No changes for Yellen, but move could influence other Fed positions
Janet Yellen's bid to succeed Ben Bernanke as chairman of the Federal Reserve Board remains secure in the wake of the rule change, after advancing through the Senate Banking Committee with a 14-8 bipartisan vote earlier on Thursday. Though she is likely to continue to face some Republican opposition on her monetary policy views, she was expected to gain the needed 60 votes before the Democrats went nuclear, and thus is even more likely to be confirmed if all she needs is 51.
"Yellen's confirmation is as close to a sure thing as you can get in Washington," said Seiberg.
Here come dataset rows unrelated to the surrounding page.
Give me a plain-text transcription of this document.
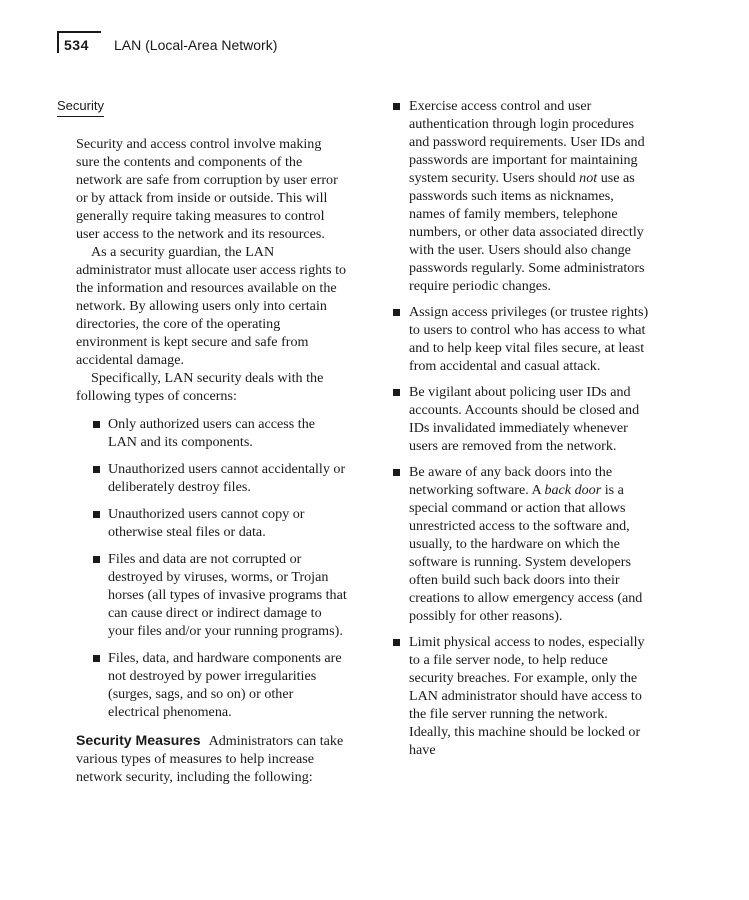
534 LAN (Local-Area Network)
Security

Security and access control involve making sure the contents and components of the network are safe from corruption by user error or by attack from inside or outside. This will generally require taking measures to control user access to the network and its resources.

As a security guardian, the LAN administrator must allocate user access rights to the information and resources available on the network. By allowing users only into certain directories, the core of the operating environment is kept secure and safe from accidental damage.

Specifically, LAN security deals with the following types of concerns:

Only authorized users can access the LAN and its components.
Unauthorized users cannot accidentally or deliberately destroy files.
Unauthorized users cannot copy or otherwise steal files or data.
Files and data are not corrupted or destroyed by viruses, worms, or Trojan horses (all types of invasive programs that can cause direct or indirect damage to your files and/or your running programs).
Files, data, and hardware components are not destroyed by power irregularities (surges, sags, and so on) or other electrical phenomena.

Security Measures Administrators can take various types of measures to help increase network security, including the following:

Exercise access control and user authentication through login procedures and password requirements. User IDs and passwords are important for maintaining system security. Users should not use as passwords such items as nicknames, names of family members, telephone numbers, or other data associated directly with the user. Users should also change passwords regularly. Some administrators require periodic changes.
Assign access privileges (or trustee rights) to users to control who has access to what and to help keep vital files secure, at least from accidental and casual attack.
Be vigilant about policing user IDs and accounts. Accounts should be closed and IDs invalidated immediately whenever users are removed from the network.
Be aware of any back doors into the networking software. A back door is a special command or action that allows unrestricted access to the software and, usually, to the hardware on which the software is running. System developers often build such back doors into their creations to allow emergency access (and possibly for other reasons).
Limit physical access to nodes, especially to a file server node, to help reduce security breaches. For example, only the LAN administrator should have access to the file server running the network. Ideally, this machine should be locked or have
But Reid's move does raise questions about several more Fed governor positions that could be opening up soon. The White House will need to replace Yellen, who currently services as vice chairman, if she is confirmed as chairman, along with Sarah Bloom Raskin, who is likely to be confirmed as deputy Treasury secretary. Jerome Powell's term is also up at the end of January.
"You'll probably see more liberal nominees," said Mills, noting that could impact monetary policy, but also bank supervision, because the Fed board will need to sign off on Dodd-Frank rules related to capital requirements and the oversight of systemically important institutions.
Obama's nominees could take a "slightly more aggressive stance" on regulations impacting the big banks, he added.
Broader implications for GSE reform, Senate comity
It's too early to determine how big of an impact Reid's coup will have on Democrat-Republican relationships long term including how difficult it will be to govern going forward.
"The $64,000 question is whether Senate Republicans will take the bait, because what the majority leader has done is turn the focus from Obamacare's troubles to a procedural battle on Capitol Hill," said Seiberg. "So if Republicans shut the government down again and threaten default and bring the workings of Congress to a halt that probably plays to the benefit of the Democrats."
He added that at first blush, the GOP has been "enormously measured" in its response, suggesting they might not wage all-out war on their Democratic colleagues, which could even help issues like housing finance reform to move along more successfully.
"You could even make the argument that housing finance reform is more possible, because Republicans want to demonstrate that they aren't going to shut things down over this fight," said Seiberg.
Mills added that reform of the government-sponsored enterprises could also gain momentum when Watt is installed at the FHFA by those interested in keeping the efforts started under DeMarco going.
"To extent that the political center is behind Corker-Warner, even if you didn't do anything legislatively, administratively that was already happening under DeMarco," he said. "Now that Watt will be in charge, the real question is, how much of DeMarco's strategic goals continues? If you wanted to see through what DeMarco was doing, you have a real incentive to push for compromise."
More broadly speaking, however, the decision to go nuclear is likely to have some fallout. The rule change does not eliminate how much of lawmakers' limited time is required for nominees to go through the confirmation process, between the process of invoking cloture and the mandatory period for debate. To the extent the GOP is no longer inclined to let less controversial nominees pass via unanimous consent, lawmakers may need to devote considerably more time to the confirmation process at large.
"It allows Democrats to get nominees confirmed who were blocked by Republicans, but it also means that dozens of more easily confirmable lower profile nominees could now be held up if Republicans refuse to provide unanimous consent," said a former senior Senate aide. "There's just not enough time to vote individually on all the nominees the Senate considers."